How to Remove Punctuation from a List of Strings in Python

This guide explains how to efficiently remove punctuation marks from strings within a list in Python. We'll cover using str.translate(), regular expressions with re.sub(), and basic looping, highlighting the strengths and weaknesses of each approach.

The str.translate() method, combined with a pre-built translation table, is the most efficient and recommended way to remove punctuation:

import string

a_list = ['t.u.t.o.r.i.a.l', 're,fer,en,ce', '', 'c:om']

# Create the translation table ONCE, outside the loop/comprehension
translator = str.maketrans('', '', string.punctuation)

new_list = [item.translate(translator) for item in a_list if item] # Added check for empty strings

print(new_list) # Output: ['tutorial', 'reference', 'com']
  • string.punctuation: This constant (from the string module) provides a string containing all common punctuation characters: !"#$%&'()*+,-./:;<=>?@[\]^_`{|}~
  • str.maketrans('', '', string.punctuation): This creates a translation table. This is a highly optimized lookup table that translate() uses. The arguments mean:
    • First argument (empty string): We're not replacing any characters with other characters.
    • Second argument (empty string): We're not mapping any characters to other characters in a 1:1 fashion.
    • Third argument (string.punctuation): These are the characters we want to delete.
  • item.translate(translator): This applies the translation table to each string in the list, efficiently removing all punctuation characters.
  • List comprehension filters out any empty string that might have resulted from removing punctuation, if the original list had empty strings.

Key Advantages of str.translate():

  • Efficiency: str.translate() with a pre-built table is significantly faster than using regular expressions or looping with in. It's implemented in C and highly optimized.
  • Readability: Once you understand the maketrans() call, the code is very clear.
  • Correctness: It handles Unicode punctuation correctly.

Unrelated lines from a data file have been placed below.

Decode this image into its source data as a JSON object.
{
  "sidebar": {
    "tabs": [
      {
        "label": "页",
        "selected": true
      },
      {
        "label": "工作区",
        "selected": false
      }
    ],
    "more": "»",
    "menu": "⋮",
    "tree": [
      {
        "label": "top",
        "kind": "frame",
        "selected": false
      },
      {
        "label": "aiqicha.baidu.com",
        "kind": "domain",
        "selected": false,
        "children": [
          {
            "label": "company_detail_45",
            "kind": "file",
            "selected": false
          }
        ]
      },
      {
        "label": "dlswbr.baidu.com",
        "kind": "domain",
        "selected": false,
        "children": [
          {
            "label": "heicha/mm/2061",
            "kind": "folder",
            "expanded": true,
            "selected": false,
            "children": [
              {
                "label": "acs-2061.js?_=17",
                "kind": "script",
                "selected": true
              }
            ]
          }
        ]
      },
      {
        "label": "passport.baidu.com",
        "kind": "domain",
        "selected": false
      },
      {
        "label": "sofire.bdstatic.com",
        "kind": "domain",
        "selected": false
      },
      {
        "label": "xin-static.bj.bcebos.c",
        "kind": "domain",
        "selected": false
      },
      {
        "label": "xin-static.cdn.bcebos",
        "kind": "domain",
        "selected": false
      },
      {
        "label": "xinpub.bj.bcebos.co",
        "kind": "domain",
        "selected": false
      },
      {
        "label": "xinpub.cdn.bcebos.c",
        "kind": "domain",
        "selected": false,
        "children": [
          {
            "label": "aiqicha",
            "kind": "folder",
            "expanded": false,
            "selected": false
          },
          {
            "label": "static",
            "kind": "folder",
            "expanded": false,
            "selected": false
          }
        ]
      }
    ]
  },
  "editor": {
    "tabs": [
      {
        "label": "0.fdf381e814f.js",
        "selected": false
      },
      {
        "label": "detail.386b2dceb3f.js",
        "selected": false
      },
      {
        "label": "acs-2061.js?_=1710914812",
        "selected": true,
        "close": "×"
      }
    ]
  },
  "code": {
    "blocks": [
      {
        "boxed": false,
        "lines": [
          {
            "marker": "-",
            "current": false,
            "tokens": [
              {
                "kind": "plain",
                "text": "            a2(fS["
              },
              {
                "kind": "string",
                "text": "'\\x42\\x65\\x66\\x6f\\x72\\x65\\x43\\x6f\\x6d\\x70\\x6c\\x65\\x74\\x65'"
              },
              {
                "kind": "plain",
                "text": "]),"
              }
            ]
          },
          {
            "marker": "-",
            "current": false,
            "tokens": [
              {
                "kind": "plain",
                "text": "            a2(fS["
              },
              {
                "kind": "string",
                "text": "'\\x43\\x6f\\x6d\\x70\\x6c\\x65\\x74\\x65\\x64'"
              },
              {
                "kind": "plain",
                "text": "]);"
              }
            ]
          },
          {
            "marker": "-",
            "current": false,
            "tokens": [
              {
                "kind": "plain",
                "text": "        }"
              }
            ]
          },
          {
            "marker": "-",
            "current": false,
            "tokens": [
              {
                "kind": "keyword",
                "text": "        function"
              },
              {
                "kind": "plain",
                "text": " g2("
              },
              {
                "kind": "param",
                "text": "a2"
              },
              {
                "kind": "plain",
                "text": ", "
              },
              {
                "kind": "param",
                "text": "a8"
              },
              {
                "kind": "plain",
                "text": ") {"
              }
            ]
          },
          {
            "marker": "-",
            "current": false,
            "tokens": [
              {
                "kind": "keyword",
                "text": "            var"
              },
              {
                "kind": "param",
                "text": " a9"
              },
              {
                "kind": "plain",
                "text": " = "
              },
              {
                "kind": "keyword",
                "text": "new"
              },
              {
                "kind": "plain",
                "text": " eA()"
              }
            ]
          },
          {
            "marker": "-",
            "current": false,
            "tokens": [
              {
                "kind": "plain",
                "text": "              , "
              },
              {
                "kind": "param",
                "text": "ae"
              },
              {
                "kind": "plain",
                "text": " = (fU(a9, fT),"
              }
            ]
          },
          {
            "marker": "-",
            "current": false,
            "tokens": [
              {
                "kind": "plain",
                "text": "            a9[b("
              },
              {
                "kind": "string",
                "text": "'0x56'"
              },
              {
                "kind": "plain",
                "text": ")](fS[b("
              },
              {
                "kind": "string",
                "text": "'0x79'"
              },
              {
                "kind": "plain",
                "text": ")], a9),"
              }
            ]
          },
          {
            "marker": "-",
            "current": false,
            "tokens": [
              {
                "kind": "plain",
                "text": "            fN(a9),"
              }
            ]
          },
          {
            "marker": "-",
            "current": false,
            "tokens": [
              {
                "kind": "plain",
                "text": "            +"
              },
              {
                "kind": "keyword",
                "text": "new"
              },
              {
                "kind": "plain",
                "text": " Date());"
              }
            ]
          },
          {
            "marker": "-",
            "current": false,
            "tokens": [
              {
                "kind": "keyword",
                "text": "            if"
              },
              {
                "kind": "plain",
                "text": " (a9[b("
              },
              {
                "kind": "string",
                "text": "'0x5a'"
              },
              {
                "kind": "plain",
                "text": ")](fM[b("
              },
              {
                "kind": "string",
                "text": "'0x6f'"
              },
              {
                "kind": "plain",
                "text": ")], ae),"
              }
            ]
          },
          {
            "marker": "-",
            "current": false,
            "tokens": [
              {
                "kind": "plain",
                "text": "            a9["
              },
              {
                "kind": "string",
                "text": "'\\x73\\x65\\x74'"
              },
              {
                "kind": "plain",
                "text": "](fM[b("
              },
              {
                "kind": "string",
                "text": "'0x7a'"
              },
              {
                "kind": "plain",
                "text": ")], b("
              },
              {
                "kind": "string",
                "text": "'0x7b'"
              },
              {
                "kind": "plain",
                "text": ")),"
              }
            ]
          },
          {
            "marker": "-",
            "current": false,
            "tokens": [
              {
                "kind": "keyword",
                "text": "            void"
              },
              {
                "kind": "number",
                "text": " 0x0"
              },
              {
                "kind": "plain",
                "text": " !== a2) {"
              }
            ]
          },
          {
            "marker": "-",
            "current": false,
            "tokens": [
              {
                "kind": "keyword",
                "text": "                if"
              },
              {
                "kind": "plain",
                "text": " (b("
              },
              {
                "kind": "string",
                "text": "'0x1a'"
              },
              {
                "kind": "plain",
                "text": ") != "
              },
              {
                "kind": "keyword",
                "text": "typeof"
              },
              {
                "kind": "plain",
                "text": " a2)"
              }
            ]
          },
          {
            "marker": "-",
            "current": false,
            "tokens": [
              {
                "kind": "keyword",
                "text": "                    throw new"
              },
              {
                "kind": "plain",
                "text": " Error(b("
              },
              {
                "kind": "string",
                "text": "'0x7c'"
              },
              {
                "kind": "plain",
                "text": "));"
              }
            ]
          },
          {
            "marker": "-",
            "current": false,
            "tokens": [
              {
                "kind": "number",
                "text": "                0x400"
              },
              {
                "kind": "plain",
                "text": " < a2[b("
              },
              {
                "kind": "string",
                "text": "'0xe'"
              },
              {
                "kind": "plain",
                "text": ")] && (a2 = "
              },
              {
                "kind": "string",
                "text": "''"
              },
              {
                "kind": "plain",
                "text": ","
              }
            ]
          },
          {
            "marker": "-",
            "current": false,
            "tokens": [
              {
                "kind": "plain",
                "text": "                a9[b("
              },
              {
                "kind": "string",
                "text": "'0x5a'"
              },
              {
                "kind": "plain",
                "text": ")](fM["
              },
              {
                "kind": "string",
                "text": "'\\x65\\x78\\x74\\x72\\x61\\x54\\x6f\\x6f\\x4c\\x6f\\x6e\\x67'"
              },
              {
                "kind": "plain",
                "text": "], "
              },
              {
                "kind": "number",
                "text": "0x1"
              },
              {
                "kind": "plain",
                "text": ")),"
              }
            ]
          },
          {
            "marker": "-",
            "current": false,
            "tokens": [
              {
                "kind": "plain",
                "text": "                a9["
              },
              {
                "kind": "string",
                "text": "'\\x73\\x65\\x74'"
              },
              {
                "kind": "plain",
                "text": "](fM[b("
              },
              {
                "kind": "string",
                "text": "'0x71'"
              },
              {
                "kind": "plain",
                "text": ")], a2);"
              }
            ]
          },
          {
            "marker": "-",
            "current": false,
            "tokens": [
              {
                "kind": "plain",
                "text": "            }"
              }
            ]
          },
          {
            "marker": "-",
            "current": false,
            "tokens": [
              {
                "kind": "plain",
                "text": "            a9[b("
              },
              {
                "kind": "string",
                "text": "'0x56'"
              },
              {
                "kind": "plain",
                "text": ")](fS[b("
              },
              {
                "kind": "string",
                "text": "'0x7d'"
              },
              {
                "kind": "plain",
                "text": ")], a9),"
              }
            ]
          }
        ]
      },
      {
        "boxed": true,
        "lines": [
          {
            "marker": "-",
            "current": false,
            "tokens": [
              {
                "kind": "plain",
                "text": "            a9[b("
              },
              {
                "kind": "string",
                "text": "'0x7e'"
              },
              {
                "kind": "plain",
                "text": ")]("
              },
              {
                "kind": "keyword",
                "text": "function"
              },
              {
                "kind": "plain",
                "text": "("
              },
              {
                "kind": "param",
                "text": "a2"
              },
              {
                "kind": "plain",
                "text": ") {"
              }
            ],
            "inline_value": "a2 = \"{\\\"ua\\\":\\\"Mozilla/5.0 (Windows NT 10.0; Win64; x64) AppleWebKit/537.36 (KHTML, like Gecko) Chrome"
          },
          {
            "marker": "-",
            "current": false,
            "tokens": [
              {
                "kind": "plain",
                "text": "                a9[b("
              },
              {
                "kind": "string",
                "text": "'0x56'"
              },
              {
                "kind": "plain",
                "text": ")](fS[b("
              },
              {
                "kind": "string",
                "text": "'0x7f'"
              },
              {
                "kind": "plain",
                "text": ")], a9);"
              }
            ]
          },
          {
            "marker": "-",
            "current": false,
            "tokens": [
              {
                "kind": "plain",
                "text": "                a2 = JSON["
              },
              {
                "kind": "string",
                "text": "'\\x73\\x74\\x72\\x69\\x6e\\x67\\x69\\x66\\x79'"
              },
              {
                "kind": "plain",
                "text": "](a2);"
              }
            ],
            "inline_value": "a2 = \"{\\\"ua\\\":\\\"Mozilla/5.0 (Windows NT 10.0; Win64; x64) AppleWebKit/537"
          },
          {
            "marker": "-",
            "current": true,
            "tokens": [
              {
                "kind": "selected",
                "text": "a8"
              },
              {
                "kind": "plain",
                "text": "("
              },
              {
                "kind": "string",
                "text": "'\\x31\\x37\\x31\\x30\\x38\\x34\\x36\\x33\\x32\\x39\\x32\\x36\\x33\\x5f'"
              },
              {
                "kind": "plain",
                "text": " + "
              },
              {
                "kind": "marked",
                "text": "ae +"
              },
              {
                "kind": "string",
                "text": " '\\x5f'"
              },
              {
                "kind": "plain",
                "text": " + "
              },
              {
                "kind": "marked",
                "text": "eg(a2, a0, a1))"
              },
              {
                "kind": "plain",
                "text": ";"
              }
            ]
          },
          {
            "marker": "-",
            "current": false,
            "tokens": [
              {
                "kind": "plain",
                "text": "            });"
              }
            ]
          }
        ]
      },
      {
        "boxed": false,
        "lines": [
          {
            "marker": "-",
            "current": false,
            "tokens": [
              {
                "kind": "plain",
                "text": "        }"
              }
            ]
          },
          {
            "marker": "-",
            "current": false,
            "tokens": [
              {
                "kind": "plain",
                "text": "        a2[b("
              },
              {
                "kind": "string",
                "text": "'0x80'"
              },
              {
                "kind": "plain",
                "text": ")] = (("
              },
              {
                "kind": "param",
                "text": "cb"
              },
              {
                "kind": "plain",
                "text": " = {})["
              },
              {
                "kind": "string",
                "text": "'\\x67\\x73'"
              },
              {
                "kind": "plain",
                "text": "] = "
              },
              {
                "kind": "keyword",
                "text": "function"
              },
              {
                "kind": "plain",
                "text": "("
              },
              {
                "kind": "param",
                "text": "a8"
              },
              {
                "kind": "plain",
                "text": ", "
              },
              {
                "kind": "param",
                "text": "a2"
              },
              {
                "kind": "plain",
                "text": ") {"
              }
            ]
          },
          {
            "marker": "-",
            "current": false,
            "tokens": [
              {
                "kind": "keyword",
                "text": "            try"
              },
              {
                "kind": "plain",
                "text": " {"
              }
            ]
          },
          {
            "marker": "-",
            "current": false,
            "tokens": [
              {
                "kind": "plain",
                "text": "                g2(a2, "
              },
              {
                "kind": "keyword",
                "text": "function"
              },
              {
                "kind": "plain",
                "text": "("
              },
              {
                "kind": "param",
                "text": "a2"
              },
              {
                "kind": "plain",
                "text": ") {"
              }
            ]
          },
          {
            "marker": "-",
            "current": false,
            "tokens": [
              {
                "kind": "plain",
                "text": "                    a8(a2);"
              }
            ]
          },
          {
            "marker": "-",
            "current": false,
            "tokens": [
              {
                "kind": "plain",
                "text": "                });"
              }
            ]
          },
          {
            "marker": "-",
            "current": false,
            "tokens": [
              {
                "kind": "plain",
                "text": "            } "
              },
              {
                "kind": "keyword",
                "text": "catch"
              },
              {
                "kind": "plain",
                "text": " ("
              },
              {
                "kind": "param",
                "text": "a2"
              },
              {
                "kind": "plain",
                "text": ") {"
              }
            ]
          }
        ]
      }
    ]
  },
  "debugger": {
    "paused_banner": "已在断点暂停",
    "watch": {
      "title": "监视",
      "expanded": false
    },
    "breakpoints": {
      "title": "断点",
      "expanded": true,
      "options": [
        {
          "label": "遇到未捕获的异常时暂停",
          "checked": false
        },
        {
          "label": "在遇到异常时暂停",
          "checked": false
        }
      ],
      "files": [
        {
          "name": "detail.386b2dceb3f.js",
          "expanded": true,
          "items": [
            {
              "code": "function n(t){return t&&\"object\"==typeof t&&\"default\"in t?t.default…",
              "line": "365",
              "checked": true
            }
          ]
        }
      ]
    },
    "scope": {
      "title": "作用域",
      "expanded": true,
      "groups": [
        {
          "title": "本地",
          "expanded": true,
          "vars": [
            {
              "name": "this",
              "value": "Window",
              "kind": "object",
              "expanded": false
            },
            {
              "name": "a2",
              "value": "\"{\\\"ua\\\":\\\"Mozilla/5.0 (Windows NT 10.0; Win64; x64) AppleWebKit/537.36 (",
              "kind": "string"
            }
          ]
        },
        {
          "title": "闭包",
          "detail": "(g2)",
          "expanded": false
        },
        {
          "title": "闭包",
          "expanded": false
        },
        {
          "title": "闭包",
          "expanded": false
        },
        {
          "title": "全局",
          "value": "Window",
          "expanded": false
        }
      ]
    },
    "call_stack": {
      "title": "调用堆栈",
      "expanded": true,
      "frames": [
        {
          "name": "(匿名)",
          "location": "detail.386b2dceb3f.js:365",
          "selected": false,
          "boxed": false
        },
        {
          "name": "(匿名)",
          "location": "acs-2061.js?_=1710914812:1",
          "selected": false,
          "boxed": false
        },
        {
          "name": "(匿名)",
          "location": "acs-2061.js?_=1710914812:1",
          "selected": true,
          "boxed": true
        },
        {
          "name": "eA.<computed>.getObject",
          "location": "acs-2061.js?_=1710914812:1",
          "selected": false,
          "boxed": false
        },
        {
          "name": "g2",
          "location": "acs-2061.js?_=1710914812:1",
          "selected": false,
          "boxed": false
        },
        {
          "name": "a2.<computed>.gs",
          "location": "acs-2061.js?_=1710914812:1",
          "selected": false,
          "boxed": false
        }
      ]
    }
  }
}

Removing Punctuation with re.sub()

Regular expressions provide a flexible way to remove punctuation, but they are generally slower than str.translate(). Use re.sub() if you need to remove a specific, complex pattern of punctuation, not just all punctuation.

import re

a_list = ['t.u.t.o.r.i.a.l', 're,fer,en,ce', 'c:om']

new_list = [re.sub(r'[^\w\s]', '', item) for item in a_list]
print(new_list) # Output: ['tutorial', 'reference', 'com']
  • re.sub(r'[^\w\s]', '', item) will remove any character which is not alphanumeric or whitespace character, i.e. it will remove all punctuation.

  • re.sub(pattern, replacement, string): Substitutes all occurrences of pattern in string with replacement.

  • r'[^\w\s]': This regular expression matches any character that is not (^ inside [] means "not") a word character (\w - letters, numbers, and underscore) or whitespace (\s). This effectively matches all punctuation.

Removing Punctuation with a for Loop and string.punctuation (Least Efficient)

You can use a nested for loop and check each character against string.punctuation, but this is the least efficient and least readable method:

import string

a_list = ['t.u.t.o.r.i.a.l', 're,fer,en,ce', '', 'c:om']

new_list = [''.join(char for char in item
if char not in string.punctuation)
for item in a_list if item != '']

print(new_list) # Output: ['tutorial', 'reference', 'com']
  • We use a list comprehension which checks if a character is punctuation, and creates a list with the valid characters.
  • ''.join(...) joins the filtered list of characters back into a single string.